Online bullying ‘among biggest issues facing young people’

A survey found that most children are positive about the internet and say there are good elements for their age.
Online bullying ‘among biggest issues facing young people’

By Cate McCurry, PA

People being nasty to each other and bullying online are the biggest issues that upset young people, new research shows.

A quarter of all girls said people being nasty to each other as the issue that most frequently upsets them.

The findings, published by Minister for Media Catherine Martin, found that 62 per cent of children and young people, aged nine to 17 years old, use social media.

This rises from a quarter of nine to 10-year-olds to nearly 90 per cent of 15 to 17-year-olds.

The details were published in a comprehensive report of a national survey of children, their parents and adults regarding online safety.

The report was commissioned following a recommendation by the National Advisory Council for Online Safety (NACOS) about the need for an up-to-date research.

The research consisted of three nationally representative surveys, one of children, one of their parents, and a separate survey of adults.

It found that most children are positive about the Internet and say there are good elements for their age.

Just under half of children say this is very true and 39 per cent say it is fairly true.

 

The research set out to determine how adults and children in Ireland use and access the Internet and the level of their digital skills, and to estimate the prevalence of online risks experienced by Internet users.

It also exposed how children and their parents or carers have different perceptions of children’s experiences.

Just over half of parents say they help their child when something bothers them on the internet.

This contrasts with 19 per cent of children who report telling a parent about issues that have upset them online.

More than 80 per cent of parents or carers say that they would most prefer to receive online safety information from the child’s school – with 60 per cent currently receiving information this way.

For adults, being contacted by strangers or someone they did not know is the most reported problem encountered online.

Catherine Martin comments
Catherine Martin speaking to the media in Dublin (Niall Carson/PA)

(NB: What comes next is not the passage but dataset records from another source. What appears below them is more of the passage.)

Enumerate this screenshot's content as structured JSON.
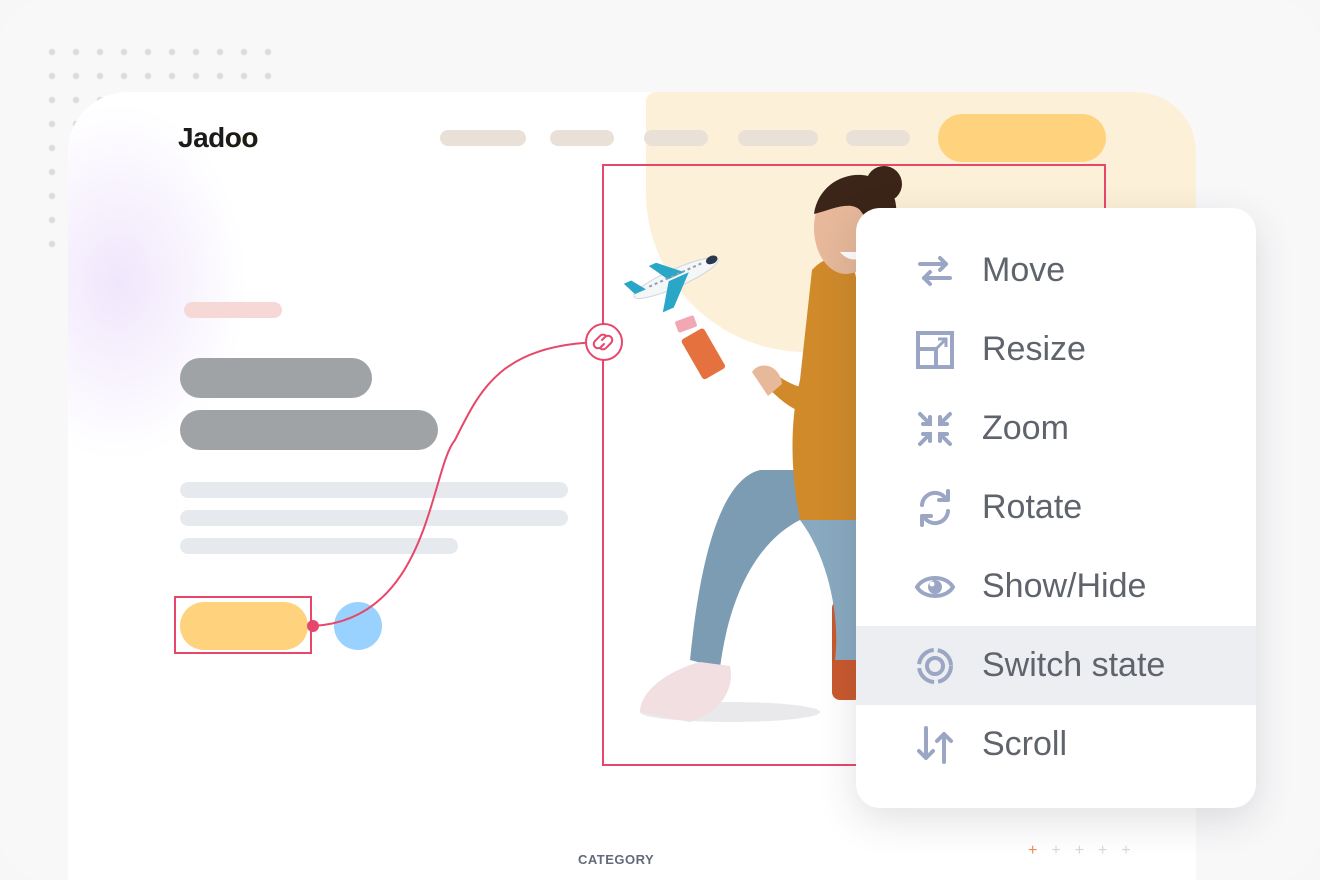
{
  "site": {
    "logo": "Jadoo",
    "category_label": "CATEGORY"
  },
  "context_menu": {
    "items": [
      {
        "label": "Move",
        "icon": "move-arrows-icon",
        "active": false
      },
      {
        "label": "Resize",
        "icon": "resize-icon",
        "active": false
      },
      {
        "label": "Zoom",
        "icon": "zoom-icon",
        "active": false
      },
      {
        "label": "Rotate",
        "icon": "rotate-icon",
        "active": false
      },
      {
        "label": "Show/Hide",
        "icon": "eye-icon",
        "active": false
      },
      {
        "label": "Switch state",
        "icon": "switch-state-icon",
        "active": true
      },
      {
        "label": "Scroll",
        "icon": "scroll-arrows-icon",
        "active": false
      }
    ]
  },
  "colors": {
    "accent_red": "#e7476b",
    "cta_yellow": "#ffd27d",
    "icon_blue_gray": "#9aa6c4",
    "highlight_gray": "#eceef1"
  }
}
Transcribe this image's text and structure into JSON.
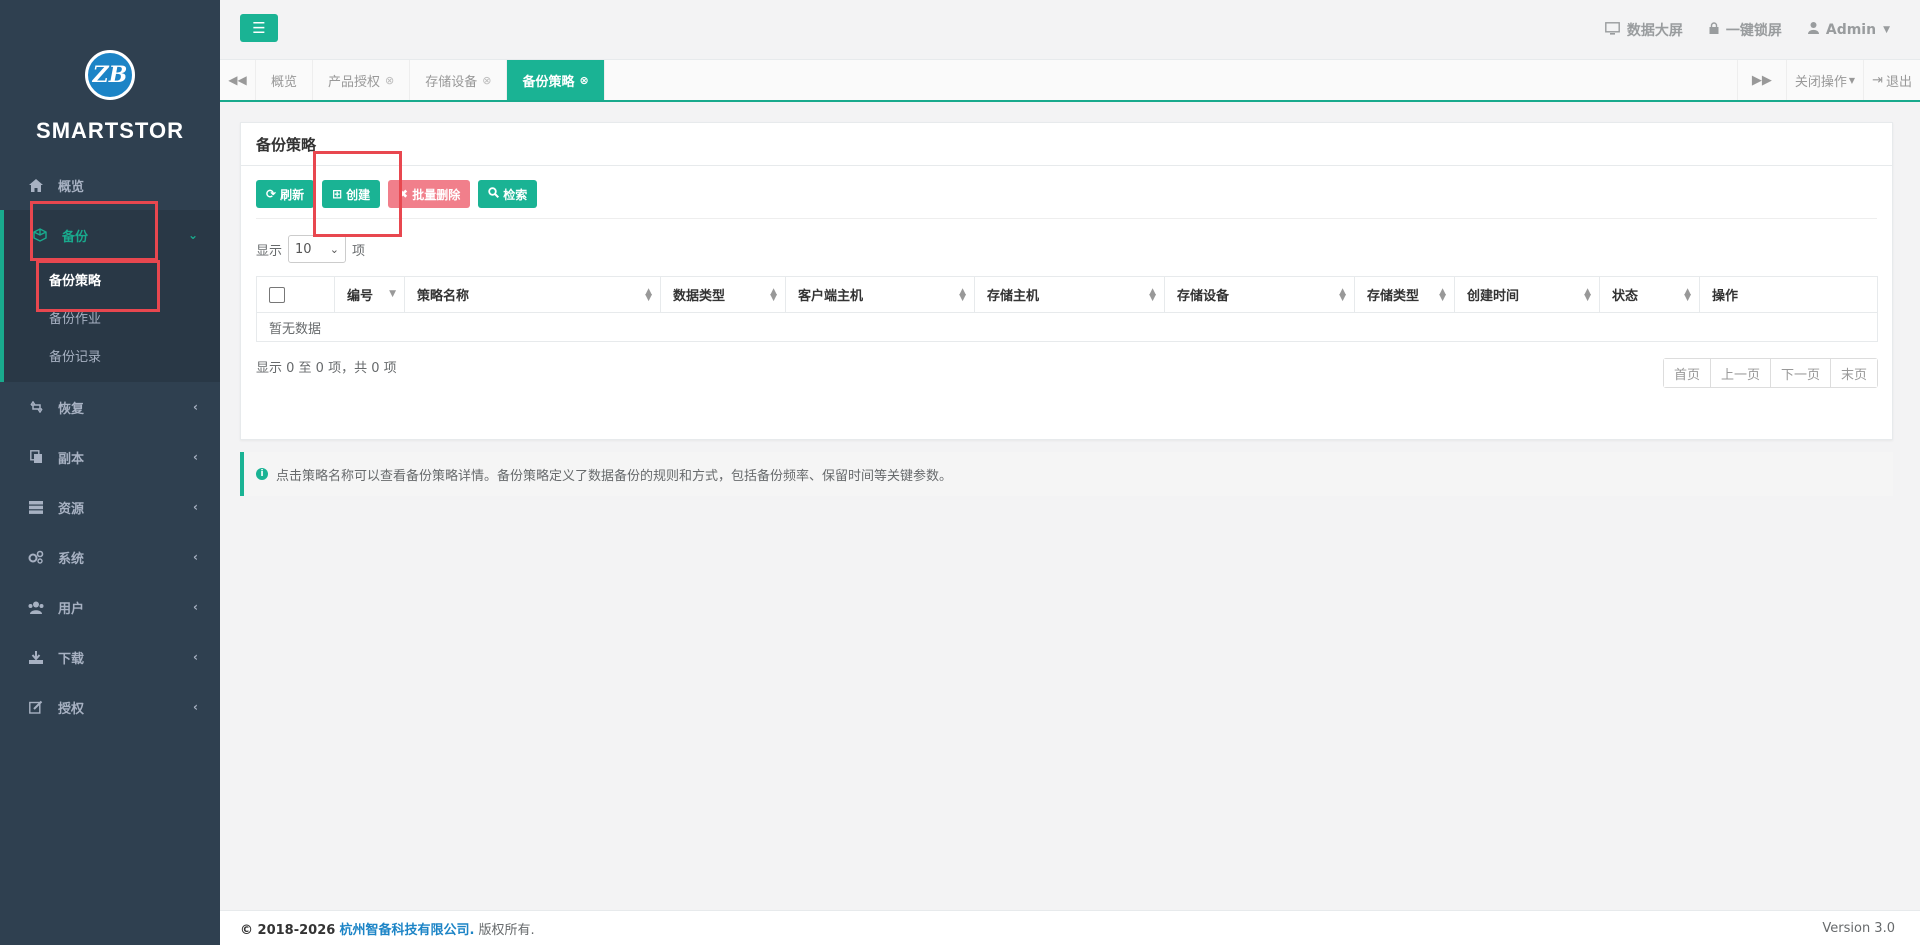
{
  "sidebar": {
    "logo_letters": "ZB",
    "brand": "SMARTSTOR",
    "items": [
      {
        "label": "概览",
        "icon": "home-icon"
      },
      {
        "label": "备份",
        "icon": "cube-icon"
      },
      {
        "label": "恢复",
        "icon": "retweet-icon"
      },
      {
        "label": "副本",
        "icon": "copy-icon"
      },
      {
        "label": "资源",
        "icon": "server-icon"
      },
      {
        "label": "系统",
        "icon": "gears-icon"
      },
      {
        "label": "用户",
        "icon": "users-icon"
      },
      {
        "label": "下载",
        "icon": "download-icon"
      },
      {
        "label": "授权",
        "icon": "edit-icon"
      }
    ],
    "backup_submenu": [
      "备份策略",
      "备份作业",
      "备份记录"
    ]
  },
  "topbar": {
    "dashboard": "数据大屏",
    "lock": "一键锁屏",
    "user": "Admin"
  },
  "tabs": {
    "items": [
      "概览",
      "产品授权",
      "存储设备",
      "备份策略"
    ],
    "close_ops": "关闭操作",
    "logout": "退出"
  },
  "panel": {
    "title": "备份策略",
    "buttons": {
      "refresh": "刷新",
      "create": "创建",
      "batch_delete": "批量删除",
      "search": "检索"
    },
    "length": {
      "prefix": "显示",
      "value": "10",
      "suffix": "项"
    },
    "columns": [
      "编号",
      "策略名称",
      "数据类型",
      "客户端主机",
      "存储主机",
      "存储设备",
      "存储类型",
      "创建时间",
      "状态",
      "操作"
    ],
    "empty": "暂无数据",
    "info": "显示 0 至 0 项，共 0 项",
    "pager": [
      "首页",
      "上一页",
      "下一页",
      "末页"
    ]
  },
  "hint": "点击策略名称可以查看备份策略详情。备份策略定义了数据备份的规则和方式，包括备份频率、保留时间等关键参数。",
  "footer": {
    "copyright": "© 2018-2026",
    "company": "杭州智备科技有限公司.",
    "rights": "版权所有.",
    "version": "Version 3.0"
  },
  "colors": {
    "accent": "#1ab394",
    "sidebar": "#2f4050",
    "danger": "#ed5565",
    "annotation": "#e8474f"
  }
}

This is reported by 13 per cent of adults overall, while 8 per cent say this happens at least every month and 3 per cent at least every week.

Speaking at the launch, Ms Martin said the pandemic has brought “sharp focus” to the reality that the Internet is a key part of people’s lives.

“From working, schooling and creating from home, the Internet has enabled us to weather this crisis in ways which surprised us all,” the Green Party minister added.

“While the Internet has had a broadly positive impact on our society, there are, of course, risks, particularly to children.

“Some of these risks are extensions of existing offline phenomena, such as bullying. Others represent new challenges, such as image based abuse.

“This crucial report shines a light on how the people of Ireland, particularly children, use the Internet, the risks they face online, and how they respond to those risks.

“While illuminating both the positive and negative parts of the online world, the risks identified in this report underline the need for regulation, for example the prevalence of cyberbullying, particularly among 13 to 14-year-olds.

“The report also highlights the need for a holistic approach to online safety, involving educators, parents, carers and regulators.”